Motherhood. Womanhood. Whatever.

Monday 4 June 2012


I can't remember whether or not I've ever mentioned the fact that I found being married quite hard to adjust to, being a person used to spending a lot of time alone, and having had a relationship, pre-marriage, that had been primarily long-distance. Someone else was making demands on my time. Living together felt a bit stifling. I wondered whether I would lose my identity, whether I had stopped being "Hannah" and had instead become "Luke's wife". This scared me. After a while, I adjusted. Things were fine. It took a while, and a lot of talking things through, but one of the first things you need to learn about marriages is that they take work, and it's good to realise this at the beginning.


Adjusting to motherhood involves many of the same issues. I'm now at home until next year, but someone else is making demands on my time. This time, however, I can't throw my hands up and say that I need my own space, because that someone is a newborn. Of course Luke spends his fair share of time parenting too, but for the time being, I'm the one with the food. And so at present, I spend the majority of my days on the sofa, or on my bed, baby attached to me, checking Twitter on my phone as he eats.

I've used plenty of this time to look back on my experience of pregnancy and birth. I feel incredibly fortunate  that everything was so straightforward and without complication. I certainly wasn't expecting to dilate from six to ten centimetres in an hour. I definitely didn't think I'd pop a baby out after just 18 minutes of pushing. Everyone tells you your birth plan will "go out of the window" once you get to hospital and things get moving. I stuck to mine: I was standing up until the very end; I used gas and air, no drugs; I had a physiological third stage. These were my choices; I decided they were right for me and for my situation, and because everything progressed without complications, I was able to go with what I had planned. What other women choose to do, or have to do out of medical necessity, has nothing to do with me. I know everyone doesn't treat the experience of birth like that - hence the so-called "wars" that take place on blogs and forums, where a simple retelling of a birth story is often seen as a judgement on women whose experiences didn't go to plan or who chose to do things differently. It could have all been very different for me, so there's no judgement here.

I was surprised at how everything turned out. It made me feel very powerful. Powerful because of what my body has done in terms of creating a child; powerful because of how I had managed my labour; powerful because of how my body worked to bring Sebastian into the world. I felt somewhat less powerful in the following days as I experienced all the expected anxieties that come with being a new mother: hormones, sleep, feeling as if broken glass was coming out of my nipples when I fed. There are other things I've done that have influenced a positive attitude towards my body image, not as something to feel smug about because I have a magazine-approved "bikini body" (I don't - especially right now), but as something awesome - climbing a mountain, running half marathons. Now "creating and birthing a child" can be added to that list and also to my list of "defining experiences of my journey as a woman". It definitely deserves a place there. That's my journey, not "the journey of women in general".

See how blogging about motherhood is already making me feel as if I have to attach qualifiers to everything, in case people think I'm being judgmental about the choices and experiences of other women?
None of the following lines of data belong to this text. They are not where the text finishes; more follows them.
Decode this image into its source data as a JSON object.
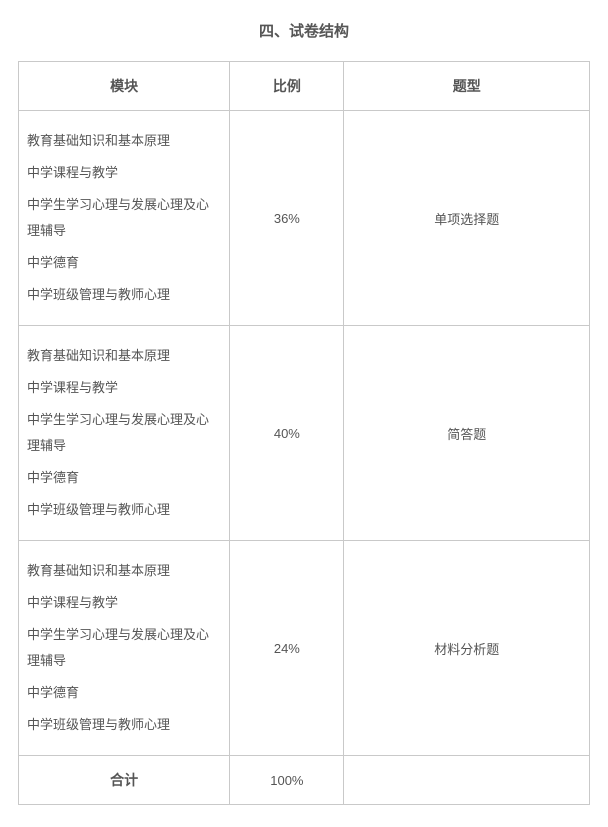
{
  "title": "四、试卷结构",
  "table": {
    "headers": {
      "module": "模块",
      "ratio": "比例",
      "type": "题型"
    },
    "moduleItems": [
      "教育基础知识和基本原理",
      "中学课程与教学",
      "中学生学习心理与发展心理及心理辅导",
      "中学德育",
      "中学班级管理与教师心理"
    ],
    "rows": [
      {
        "ratio": "36%",
        "type": "单项选择题"
      },
      {
        "ratio": "40%",
        "type": "简答题"
      },
      {
        "ratio": "24%",
        "type": "材料分析题"
      }
    ],
    "total": {
      "label": "合计",
      "ratio": "100%",
      "type": ""
    }
  },
  "style": {
    "border_color": "#c9c9c9",
    "text_color": "#555555",
    "title_fontsize": 15,
    "header_fontsize": 14,
    "cell_fontsize": 13,
    "line_height": 2.0,
    "background_color": "#ffffff"
  }
}
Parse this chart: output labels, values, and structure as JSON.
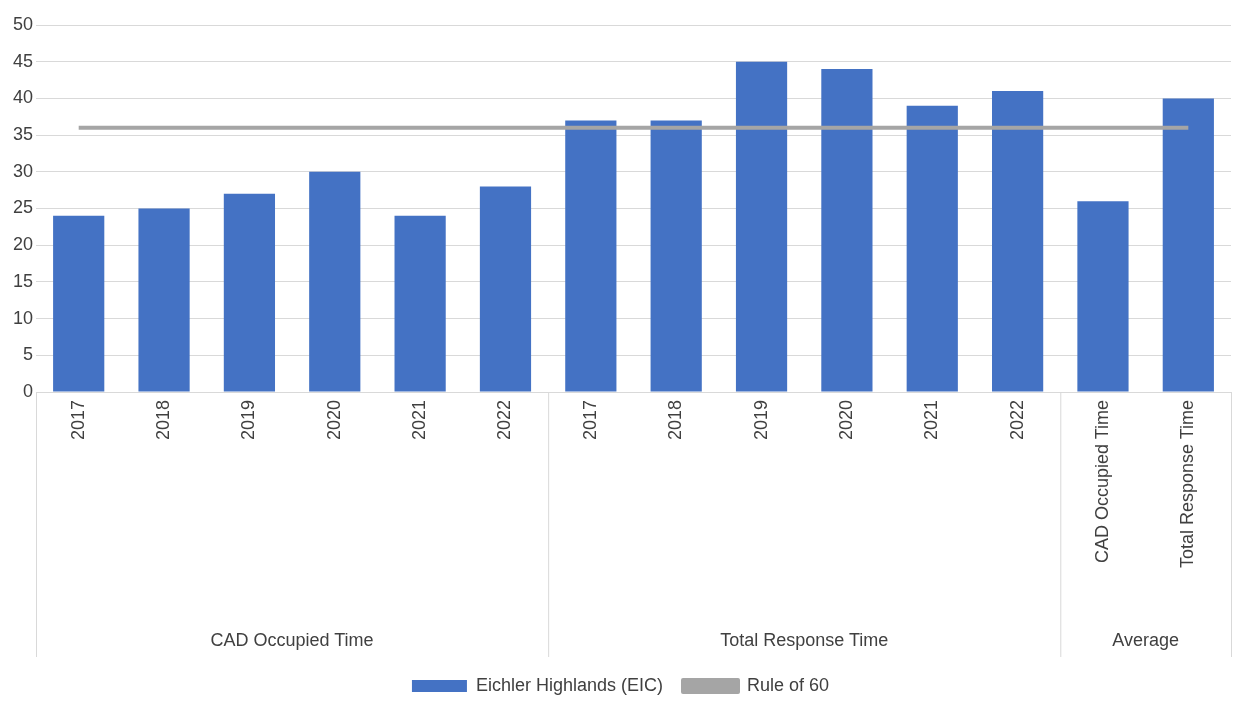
{
  "chart_data": {
    "type": "bar",
    "categories": [
      "2017",
      "2018",
      "2019",
      "2020",
      "2021",
      "2022",
      "2017",
      "2018",
      "2019",
      "2020",
      "2021",
      "2022",
      "CAD Occupied Time",
      "Total Response Time"
    ],
    "series": [
      {
        "name": "Eichler Highlands (EIC)",
        "color": "#4472c4",
        "values": [
          24,
          25,
          27,
          30,
          24,
          28,
          37,
          37,
          45,
          44,
          39,
          41,
          26,
          40
        ]
      },
      {
        "name": "Rule of 60",
        "type": "line",
        "color": "#a5a5a5",
        "values": [
          36,
          36,
          36,
          36,
          36,
          36,
          36,
          36,
          36,
          36,
          36,
          36,
          36,
          36
        ]
      }
    ],
    "annotations": [
      "CAD Occupied Time",
      "Total Response Time",
      "Average"
    ],
    "ylim": [
      0,
      50
    ],
    "yticks": [
      0,
      5,
      10,
      15,
      20,
      25,
      30,
      35,
      40,
      45,
      50
    ],
    "grid": "y",
    "legend": "bottom"
  }
}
It's not something I normally do - it's ridiculous, and it's a sad reflection on how all this works. Apologising for your opinions the minute you talk about them (isn't that what we women are supposed to do?). Mommy wars. Mummy wars. Whatever. So I think that's the last time I'll do it: no more qualifying statements for me. I trust people to understand, by looking at the way the rest of this blog works, that this isn't what I'm about. If it's anything like my pregnancy, I'll blog about about motherhood once every few months. So there's some advance warning.

4 comments:

Zoe said...

Bravo!

As a member of the currently-pregnant squad, I've come to several similar conclusions. The biggest one is, in public, I've decided not to have lots of opinions.
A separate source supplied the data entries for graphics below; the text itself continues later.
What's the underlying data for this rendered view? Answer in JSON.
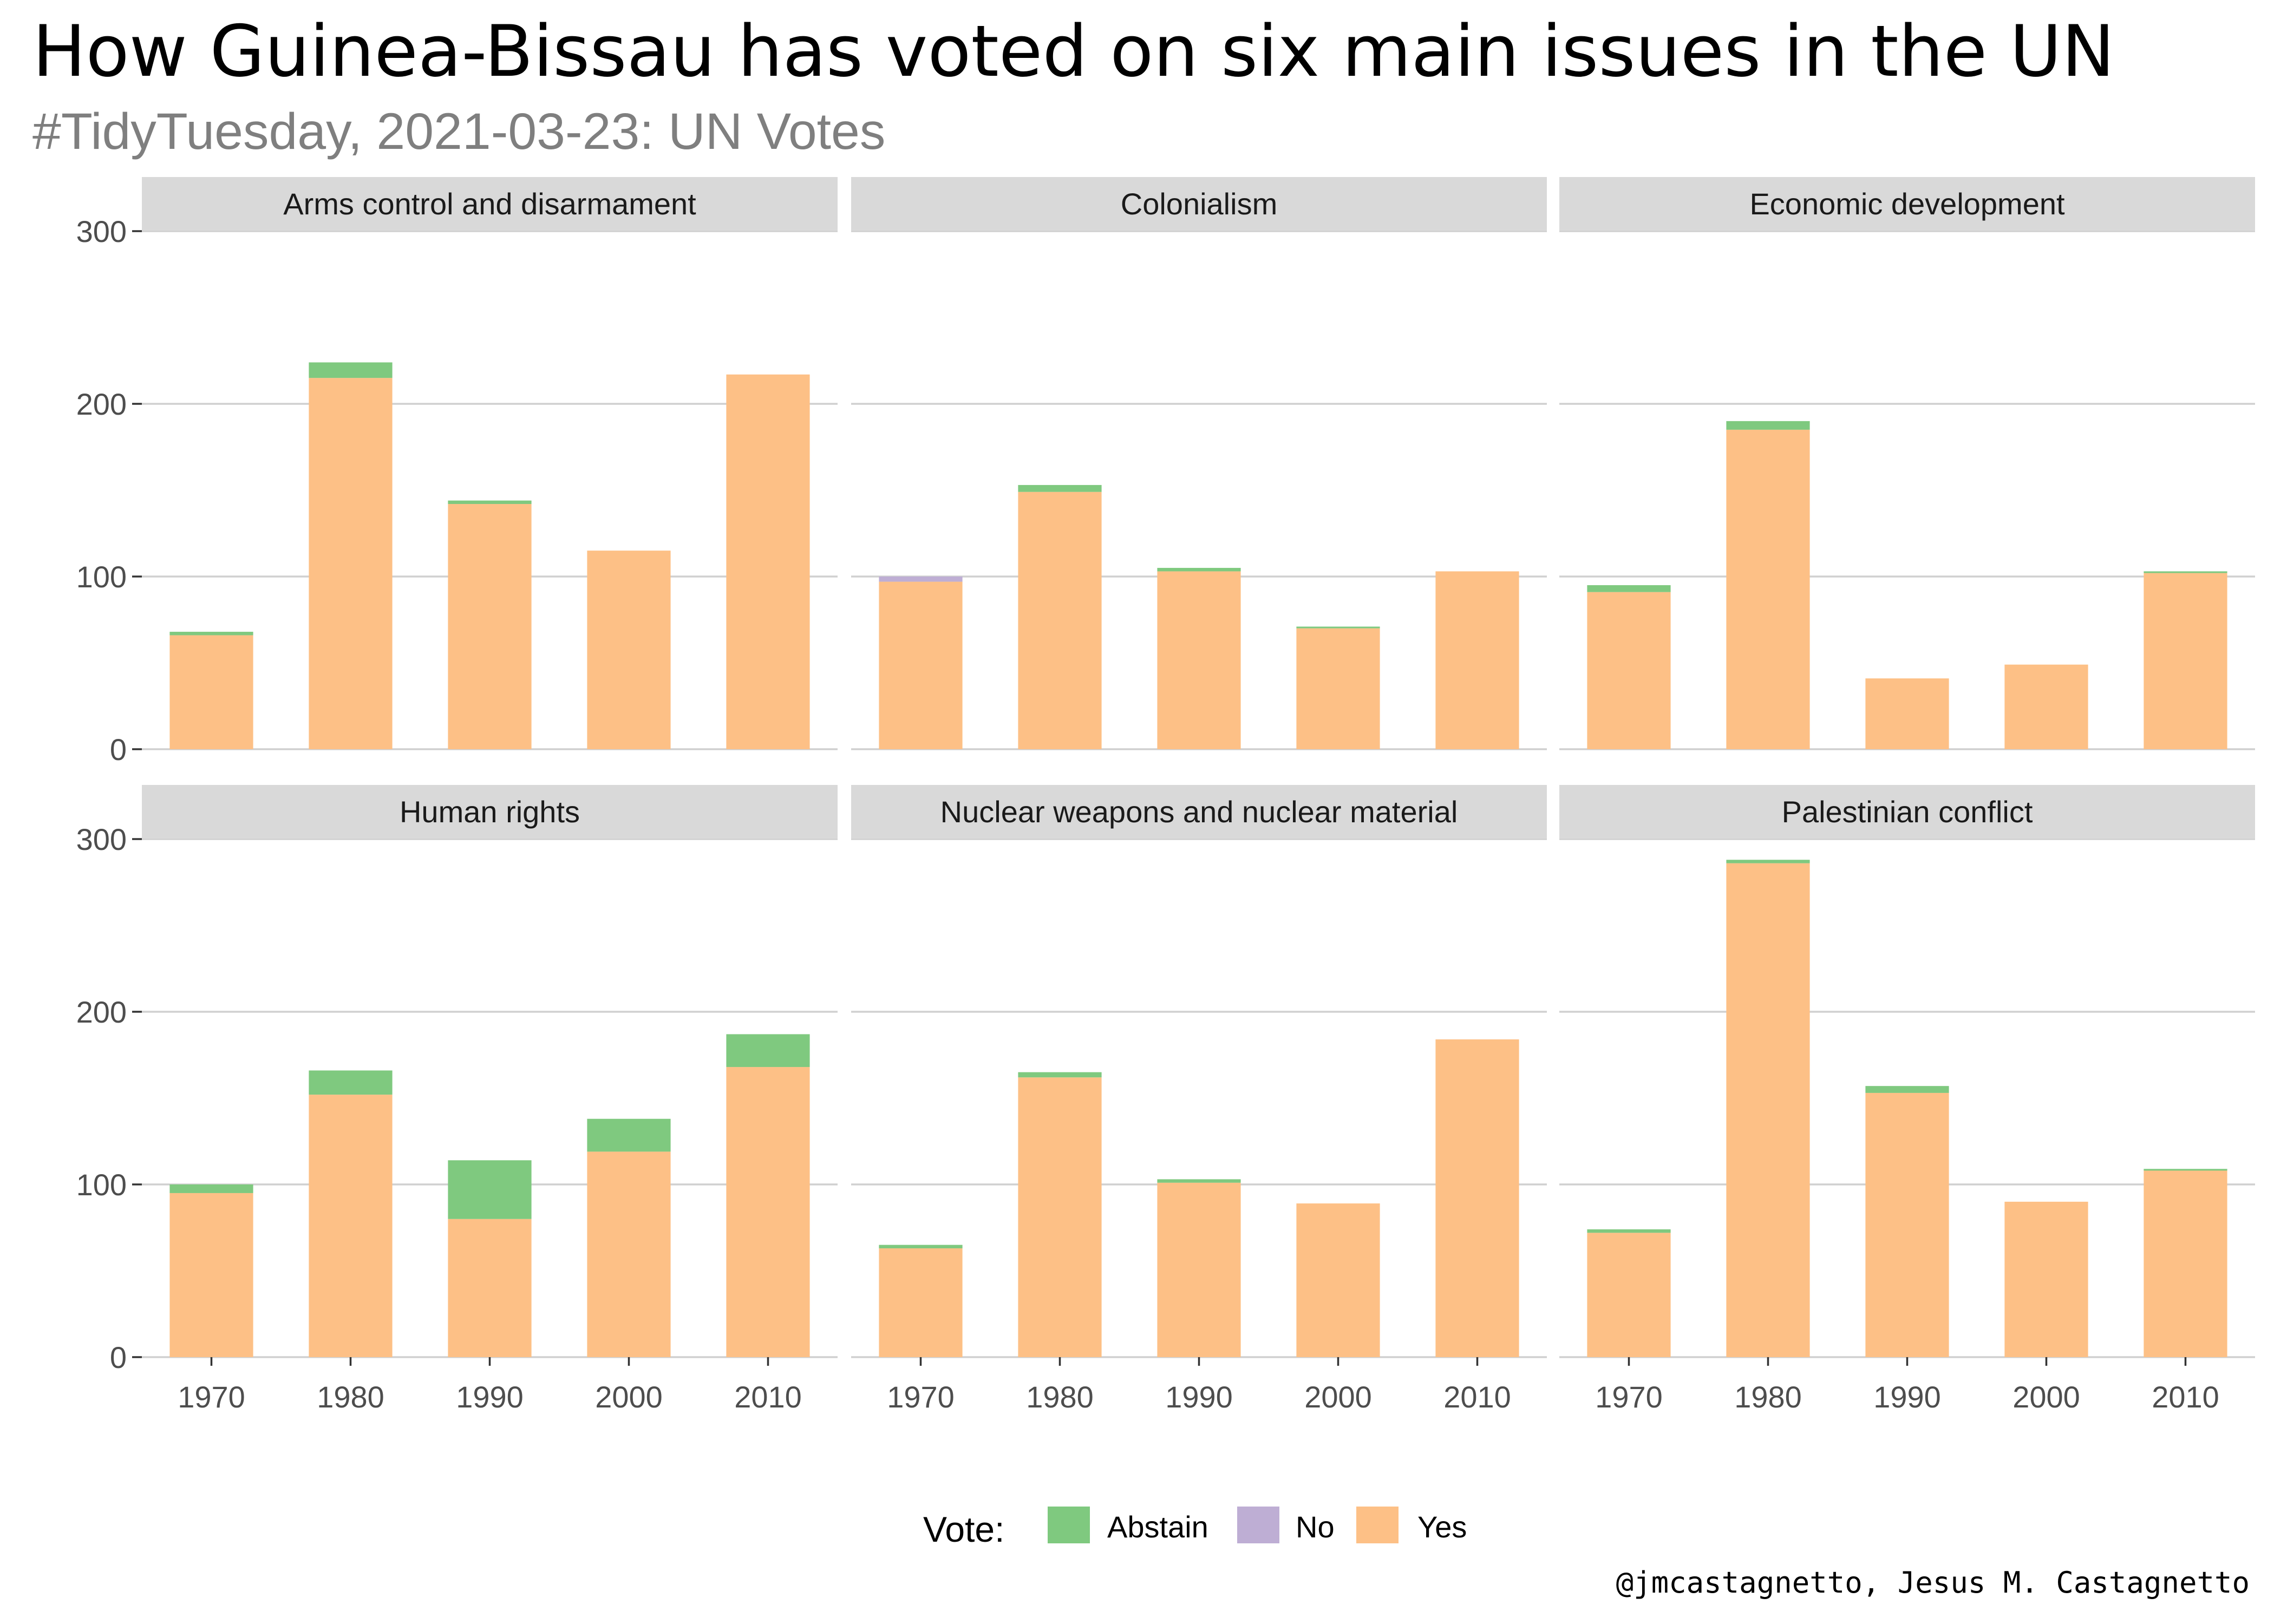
{
  "title": "How Guinea-Bissau has voted on six main issues in the UN",
  "subtitle": "#TidyTuesday, 2021-03-23: UN Votes",
  "caption": "@jmcastagnetto, Jesus M. Castagnetto",
  "legend": {
    "title": "Vote:",
    "items": [
      {
        "label": "Abstain",
        "color": "#7fc97f"
      },
      {
        "label": "No",
        "color": "#beaed4"
      },
      {
        "label": "Yes",
        "color": "#fdc086"
      }
    ]
  },
  "chart_data": {
    "type": "bar",
    "stacked": true,
    "layout": "facets 3x2",
    "categories": [
      "1970",
      "1980",
      "1990",
      "2000",
      "2010"
    ],
    "ylim": [
      0,
      300
    ],
    "yticks": [
      0,
      100,
      200,
      300
    ],
    "grid": true,
    "legend_position": "bottom",
    "xlabel": "",
    "ylabel": "",
    "stack_order": [
      "Yes",
      "No",
      "Abstain"
    ],
    "panels": [
      {
        "title": "Arms control and disarmament",
        "series": [
          {
            "name": "Yes",
            "values": [
              66,
              215,
              142,
              115,
              217
            ]
          },
          {
            "name": "No",
            "values": [
              0,
              0,
              0,
              0,
              0
            ]
          },
          {
            "name": "Abstain",
            "values": [
              2,
              9,
              2,
              0,
              0
            ]
          }
        ]
      },
      {
        "title": "Colonialism",
        "series": [
          {
            "name": "Yes",
            "values": [
              97,
              149,
              103,
              70,
              103
            ]
          },
          {
            "name": "No",
            "values": [
              3,
              0,
              0,
              0,
              0
            ]
          },
          {
            "name": "Abstain",
            "values": [
              0,
              4,
              2,
              1,
              0
            ]
          }
        ]
      },
      {
        "title": "Economic development",
        "series": [
          {
            "name": "Yes",
            "values": [
              91,
              185,
              41,
              49,
              102
            ]
          },
          {
            "name": "No",
            "values": [
              0,
              0,
              0,
              0,
              0
            ]
          },
          {
            "name": "Abstain",
            "values": [
              4,
              5,
              0,
              0,
              1
            ]
          }
        ]
      },
      {
        "title": "Human rights",
        "series": [
          {
            "name": "Yes",
            "values": [
              95,
              152,
              80,
              119,
              168
            ]
          },
          {
            "name": "No",
            "values": [
              0,
              0,
              0,
              0,
              0
            ]
          },
          {
            "name": "Abstain",
            "values": [
              5,
              14,
              34,
              19,
              19
            ]
          }
        ]
      },
      {
        "title": "Nuclear weapons and nuclear material",
        "series": [
          {
            "name": "Yes",
            "values": [
              63,
              162,
              101,
              89,
              184
            ]
          },
          {
            "name": "No",
            "values": [
              0,
              0,
              0,
              0,
              0
            ]
          },
          {
            "name": "Abstain",
            "values": [
              2,
              3,
              2,
              0,
              0
            ]
          }
        ]
      },
      {
        "title": "Palestinian conflict",
        "series": [
          {
            "name": "Yes",
            "values": [
              72,
              286,
              153,
              90,
              108
            ]
          },
          {
            "name": "No",
            "values": [
              0,
              0,
              0,
              0,
              0
            ]
          },
          {
            "name": "Abstain",
            "values": [
              2,
              2,
              4,
              0,
              1
            ]
          }
        ]
      }
    ]
  }
}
I'm getting a tshirt made, for when the baby is born. It will say 'I have no opinions about breastfeeding'.

(FWIW, My birth plan is, 'get the baby out'.)
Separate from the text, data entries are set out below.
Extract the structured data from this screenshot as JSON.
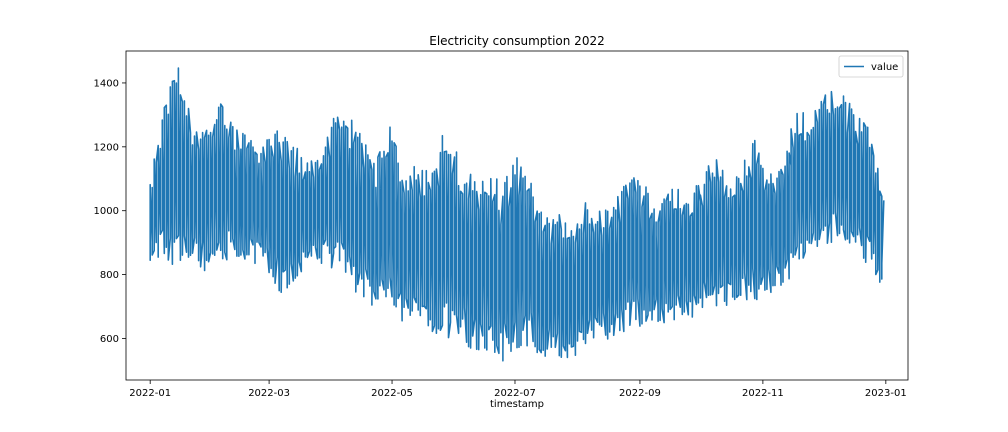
{
  "chart_data": {
    "type": "line",
    "title": "Electricity consumption 2022",
    "xlabel": "timestamp",
    "ylabel": "",
    "x_range": [
      "2021-12-20",
      "2023-01-12"
    ],
    "ylim": [
      470,
      1500
    ],
    "x_ticks": [
      {
        "value": "2022-01-01",
        "label": "2022-01"
      },
      {
        "value": "2022-03-01",
        "label": "2022-03"
      },
      {
        "value": "2022-05-01",
        "label": "2022-05"
      },
      {
        "value": "2022-07-01",
        "label": "2022-07"
      },
      {
        "value": "2022-09-01",
        "label": "2022-09"
      },
      {
        "value": "2022-11-01",
        "label": "2022-11"
      },
      {
        "value": "2023-01-01",
        "label": "2023-01"
      }
    ],
    "y_ticks": [
      600,
      800,
      1000,
      1200,
      1400
    ],
    "grid": false,
    "legend": {
      "position": "top-right",
      "entries": [
        "value"
      ]
    },
    "series": [
      {
        "name": "value",
        "color": "#1f77b4",
        "x": [
          "2022-01-01",
          "2022-01-08",
          "2022-01-15",
          "2022-01-22",
          "2022-01-29",
          "2022-02-05",
          "2022-02-12",
          "2022-02-19",
          "2022-02-26",
          "2022-03-05",
          "2022-03-12",
          "2022-03-19",
          "2022-03-26",
          "2022-04-02",
          "2022-04-09",
          "2022-04-16",
          "2022-04-23",
          "2022-04-30",
          "2022-05-07",
          "2022-05-14",
          "2022-05-21",
          "2022-05-28",
          "2022-06-04",
          "2022-06-11",
          "2022-06-18",
          "2022-06-25",
          "2022-07-02",
          "2022-07-09",
          "2022-07-16",
          "2022-07-23",
          "2022-07-30",
          "2022-08-06",
          "2022-08-13",
          "2022-08-20",
          "2022-08-27",
          "2022-09-03",
          "2022-09-10",
          "2022-09-17",
          "2022-09-24",
          "2022-10-01",
          "2022-10-08",
          "2022-10-15",
          "2022-10-22",
          "2022-10-29",
          "2022-11-05",
          "2022-11-12",
          "2022-11-19",
          "2022-11-26",
          "2022-12-03",
          "2022-12-10",
          "2022-12-17",
          "2022-12-24",
          "2022-12-31"
        ],
        "max": [
          1080,
          1310,
          1460,
          1300,
          1280,
          1370,
          1270,
          1240,
          1200,
          1270,
          1220,
          1170,
          1160,
          1310,
          1310,
          1250,
          1150,
          1270,
          1150,
          1140,
          1120,
          1290,
          1200,
          1090,
          1140,
          1080,
          1180,
          1100,
          980,
          1000,
          930,
          1050,
          1000,
          1040,
          1120,
          1100,
          1000,
          1100,
          1030,
          1090,
          1180,
          1110,
          1150,
          1250,
          1110,
          1180,
          1320,
          1300,
          1370,
          1380,
          1310,
          1260,
          1090
        ],
        "min": [
          840,
          860,
          800,
          820,
          810,
          840,
          850,
          840,
          820,
          740,
          720,
          830,
          840,
          800,
          780,
          730,
          690,
          680,
          650,
          640,
          620,
          600,
          590,
          560,
          560,
          520,
          560,
          570,
          540,
          540,
          530,
          560,
          600,
          590,
          620,
          630,
          640,
          650,
          660,
          670,
          680,
          700,
          720,
          720,
          740,
          760,
          820,
          870,
          890,
          920,
          880,
          820,
          760
        ]
      }
    ]
  }
}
I have to make decisions about a lot of things, and clearly to do that, I need to have opinions. But I think I'm going to approach it the most radical way i can think of - I'm going to keep than to my damn self.

Jenny said...

Bravo both,

Can I have one of those T-shirts too?

I find pointing to myself and saying 'Parent' normally shuts people up. Just wish I had guts to do this to people other than family.

Red said...

yeah too right, no more qualifying! isn't that the point of a personal blog that you can (as you usually do) write your own opinions knowing that not everyone will agree? Go for it!!
BTW huge congrats, first baby, so exciting :)
and isn't it amazing how babies seem to induce even random passers by to think they can instruct you, the childs parent, on how to being them up?!
my advice is to use your instinct -a mothers instinct is usually right :)
red x

Hannah Mudge said...

Zoe - I've found that whenever you DO express an opinion about breastfeeding, even an extremely benign one such as 'I plan to breastfeed', you end up getting defensive reactions from people who didn't do it - as if you're judging them already! It's ridiculous. I know plenty of judging goes on but we shouldn't have to go through this regarding every single decision!

So true Red - everyone wants to tell you what you should do and how you should do it!